Despite Chicago house music thriving in the early ’90s with labels like Cajual and Relief, its club scene never refound the golden dust that had been scattered over the legendary floors of the Warehouse and Music Box. “Chicago lost its two most important DJs at the same time, with Ron dying and Frankie moving to New York,” explains Williams. “Unfortunately, nobody picked up the ball, so to speak. A lot of the other DJs were running over to Europe to make money out of house music, and it left a big void here.”
Nearly thirty years on from its birth, however, Chicago’s house-music flame continues to burn brightly, whether through spinners like Ron Trent or vinyl-obsessive collectives such as the Chuck Brothers and Soul in the Hole.
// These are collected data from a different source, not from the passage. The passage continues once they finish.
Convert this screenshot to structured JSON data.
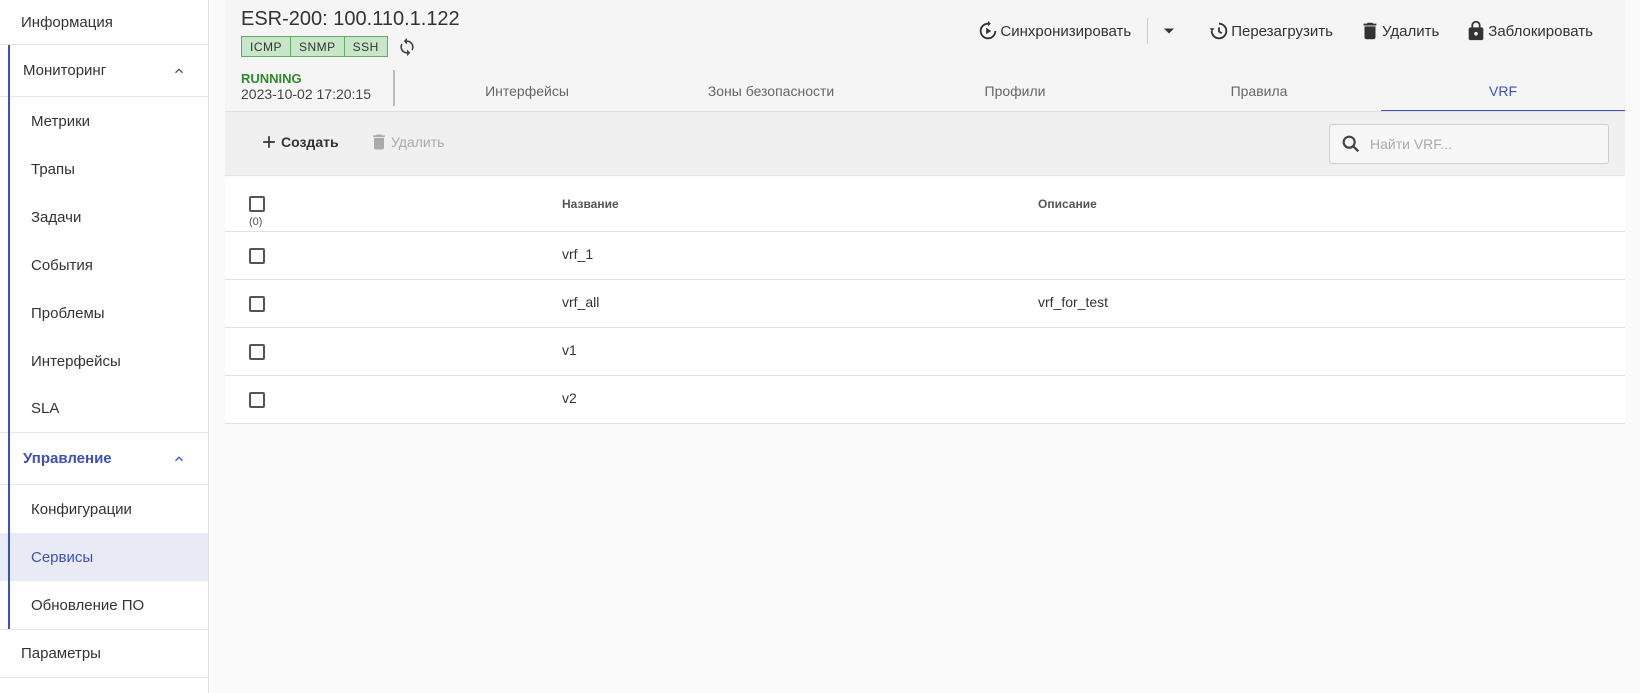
{
  "sidebar": {
    "top_item": "Информация",
    "monitoring": {
      "title": "Мониторинг",
      "items": [
        "Метрики",
        "Трапы",
        "Задачи",
        "События",
        "Проблемы",
        "Интерфейсы",
        "SLA"
      ]
    },
    "management": {
      "title": "Управление",
      "items": [
        "Конфигурации",
        "Сервисы",
        "Обновление ПО"
      ],
      "selected": "Сервисы"
    },
    "bottom_item": "Параметры"
  },
  "header": {
    "device_title": "ESR-200: 100.110.1.122",
    "badges": [
      "ICMP",
      "SNMP",
      "SSH"
    ],
    "status": "RUNNING",
    "timestamp": "2023-10-02 17:20:15",
    "actions": {
      "sync": "Синхронизировать",
      "reboot": "Перезагрузить",
      "delete": "Удалить",
      "lock": "Заблокировать"
    }
  },
  "tabs": [
    {
      "label": "Интерфейсы",
      "active": false
    },
    {
      "label": "Зоны безопасности",
      "active": false
    },
    {
      "label": "Профили",
      "active": false
    },
    {
      "label": "Правила",
      "active": false
    },
    {
      "label": "VRF",
      "active": true
    }
  ],
  "toolbar": {
    "create_label": "Создать",
    "delete_label": "Удалить",
    "search_placeholder": "Найти VRF..."
  },
  "table": {
    "columns": {
      "name": "Название",
      "description": "Описание"
    },
    "selected_count": "(0)",
    "rows": [
      {
        "name": "vrf_1",
        "description": ""
      },
      {
        "name": "vrf_all",
        "description": "vrf_for_test"
      },
      {
        "name": "v1",
        "description": ""
      },
      {
        "name": "v2",
        "description": ""
      }
    ]
  },
  "colors": {
    "accent": "#3f51b5",
    "status_running": "#2e8b2e",
    "badge_bg": "#c8e6c9"
  }
}
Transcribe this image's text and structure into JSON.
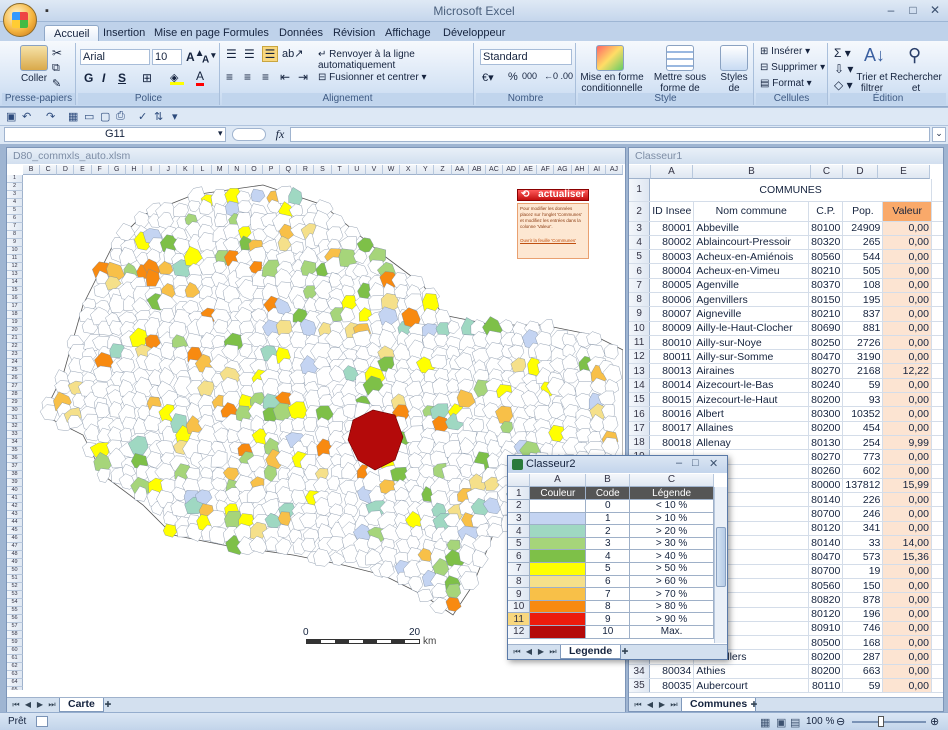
{
  "app": {
    "title": "Microsoft Excel"
  },
  "tabs": [
    "Accueil",
    "Insertion",
    "Mise en page",
    "Formules",
    "Données",
    "Révision",
    "Affichage",
    "Développeur"
  ],
  "ribbon": {
    "clipboard": {
      "paste": "Coller",
      "label": "Presse-papiers"
    },
    "font": {
      "name": "Arial",
      "size": "10",
      "label": "Police",
      "bold": "G",
      "italic": "I",
      "underline": "S"
    },
    "alignment": {
      "wrap": "Renvoyer à la ligne automatiquement",
      "merge": "Fusionner et centrer",
      "label": "Alignement"
    },
    "number": {
      "format": "Standard",
      "label": "Nombre",
      "pct": "%",
      "thousands": "000"
    },
    "style": {
      "cond": "Mise en forme conditionnelle",
      "table": "Mettre sous forme de tableau",
      "cell": "Styles de cellules",
      "label": "Style"
    },
    "cells": {
      "insert": "Insérer",
      "delete": "Supprimer",
      "format": "Format",
      "label": "Cellules"
    },
    "edit": {
      "sort": "Trier et filtrer",
      "find": "Rechercher et sélectionner",
      "label": "Édition"
    }
  },
  "formula": {
    "namebox": "G11",
    "fx": "fx",
    "value": ""
  },
  "map_window": {
    "title": "D80_commxls_auto.xlsm",
    "cols": [
      "B",
      "C",
      "D",
      "E",
      "F",
      "G",
      "H",
      "I",
      "J",
      "K",
      "L",
      "M",
      "N",
      "O",
      "P",
      "Q",
      "R",
      "S",
      "T",
      "U",
      "V",
      "W",
      "X",
      "Y",
      "Z",
      "AA",
      "AB",
      "AC",
      "AD",
      "AE",
      "AF",
      "AG",
      "AH",
      "AI",
      "AJ"
    ],
    "button": "actualiser",
    "note": "Pour modifier les données placez sur l'onglet 'Communes' et modifiez les entrées dans la colonne 'Valeur'.",
    "note_link": "Ouvrir la feuille 'Communes'",
    "scale_0": "0",
    "scale_20": "20",
    "scale_unit": "km",
    "sheet_tab": "Carte"
  },
  "data_window": {
    "title": "Classeur1",
    "cols": [
      "A",
      "B",
      "C",
      "D",
      "E"
    ],
    "header_merged": "COMMUNES",
    "headers": [
      "ID Insee",
      "Nom commune",
      "C.P.",
      "Pop.",
      "Valeur"
    ],
    "rows": [
      [
        "80001",
        "Abbeville",
        "80100",
        "24909",
        "0,00"
      ],
      [
        "80002",
        "Ablaincourt-Pressoir",
        "80320",
        "265",
        "0,00"
      ],
      [
        "80003",
        "Acheux-en-Amiénois",
        "80560",
        "544",
        "0,00"
      ],
      [
        "80004",
        "Acheux-en-Vimeu",
        "80210",
        "505",
        "0,00"
      ],
      [
        "80005",
        "Agenville",
        "80370",
        "108",
        "0,00"
      ],
      [
        "80006",
        "Agenvillers",
        "80150",
        "195",
        "0,00"
      ],
      [
        "80007",
        "Aigneville",
        "80210",
        "837",
        "0,00"
      ],
      [
        "80009",
        "Ailly-le-Haut-Clocher",
        "80690",
        "881",
        "0,00"
      ],
      [
        "80010",
        "Ailly-sur-Noye",
        "80250",
        "2726",
        "0,00"
      ],
      [
        "80011",
        "Ailly-sur-Somme",
        "80470",
        "3190",
        "0,00"
      ],
      [
        "80013",
        "Airaines",
        "80270",
        "2168",
        "12,22"
      ],
      [
        "80014",
        "Aizecourt-le-Bas",
        "80240",
        "59",
        "0,00"
      ],
      [
        "80015",
        "Aizecourt-le-Haut",
        "80200",
        "93",
        "0,00"
      ],
      [
        "80016",
        "Albert",
        "80300",
        "10352",
        "0,00"
      ],
      [
        "80017",
        "Allaines",
        "80200",
        "454",
        "0,00"
      ],
      [
        "80018",
        "Allenay",
        "80130",
        "254",
        "9,99"
      ],
      [
        "",
        "",
        "80270",
        "773",
        "0,00"
      ],
      [
        "",
        "ville",
        "80260",
        "602",
        "0,00"
      ],
      [
        "",
        "",
        "80000",
        "137812",
        "15,99"
      ],
      [
        "",
        "ville",
        "80140",
        "226",
        "0,00"
      ],
      [
        "",
        "y",
        "80700",
        "246",
        "0,00"
      ],
      [
        "",
        "es",
        "80120",
        "341",
        "0,00"
      ],
      [
        "",
        "",
        "80140",
        "33",
        "14,00"
      ],
      [
        "",
        "yes",
        "80470",
        "573",
        "15,36"
      ],
      [
        "",
        "court",
        "80700",
        "19",
        "0,00"
      ],
      [
        "",
        "es",
        "80560",
        "150",
        "0,00"
      ],
      [
        "",
        "",
        "80820",
        "878",
        "0,00"
      ],
      [
        "",
        "",
        "80120",
        "196",
        "0,00"
      ],
      [
        "",
        "rs",
        "80910",
        "746",
        "0,00"
      ],
      [
        "",
        "villers",
        "80500",
        "168",
        "0,00"
      ],
      [
        "80033",
        "Assevillers",
        "80200",
        "287",
        "0,00"
      ],
      [
        "80034",
        "Athies",
        "80200",
        "663",
        "0,00"
      ],
      [
        "80035",
        "Aubercourt",
        "80110",
        "59",
        "0,00"
      ]
    ],
    "sheet_tab": "Communes"
  },
  "legend_window": {
    "title": "Classeur2",
    "cols": [
      "A",
      "B",
      "C"
    ],
    "headers": [
      "Couleur",
      "Code",
      "Légende"
    ],
    "rows": [
      {
        "color": "#ffffff",
        "code": "0",
        "label": "< 10 %"
      },
      {
        "color": "#c4d4f2",
        "code": "1",
        "label": "> 10 %"
      },
      {
        "color": "#9fd8c2",
        "code": "2",
        "label": "> 20 %"
      },
      {
        "color": "#a6d57a",
        "code": "3",
        "label": "> 30 %"
      },
      {
        "color": "#7ec048",
        "code": "4",
        "label": "> 40 %"
      },
      {
        "color": "#ffff00",
        "code": "5",
        "label": "> 50 %"
      },
      {
        "color": "#f5e08a",
        "code": "6",
        "label": "> 60 %"
      },
      {
        "color": "#f8c048",
        "code": "7",
        "label": "> 70 %"
      },
      {
        "color": "#f88a10",
        "code": "8",
        "label": "> 80 %"
      },
      {
        "color": "#ec1c0c",
        "code": "9",
        "label": "> 90 %"
      },
      {
        "color": "#b40a0a",
        "code": "10",
        "label": "Max."
      }
    ],
    "sheet_tab": "Legende"
  },
  "status": {
    "text": "Prêt",
    "zoom": "100 %"
  }
}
And for the past ten years or so, Ron Watkins’s South Side club, Da House Spot, where Robert Williams can often be found, has been re-creating the magic that had originally brought the Chicago night to life back in the early ’80s. At the same time, the spirit of Ron Hardy and the Music Box can be felt through mixes on the Internet and memories of those who were there—or wished they had been—to witness the messianic DJ, eyes closed, working his congregation into ecstatic raptures.
“I run into so many people who say they were at the parties, and later [I] find out through conversations that they weren’t,” concludes Stacey Collins. “Now I realize that I should take their lies as a compliment that attests to just how bad people wish they had been a part of something so fantastic. It’s funny, because back then, none of us ever really thought it would turn into what it has. We were just there to party and have a good time, and now it’s become historic. We owe a great deal to both Ron and Robert for that. Chicago has an honorary street named after Frankie Knuckles, but not one after Ron. That is sad, very sad. He was everything to us.”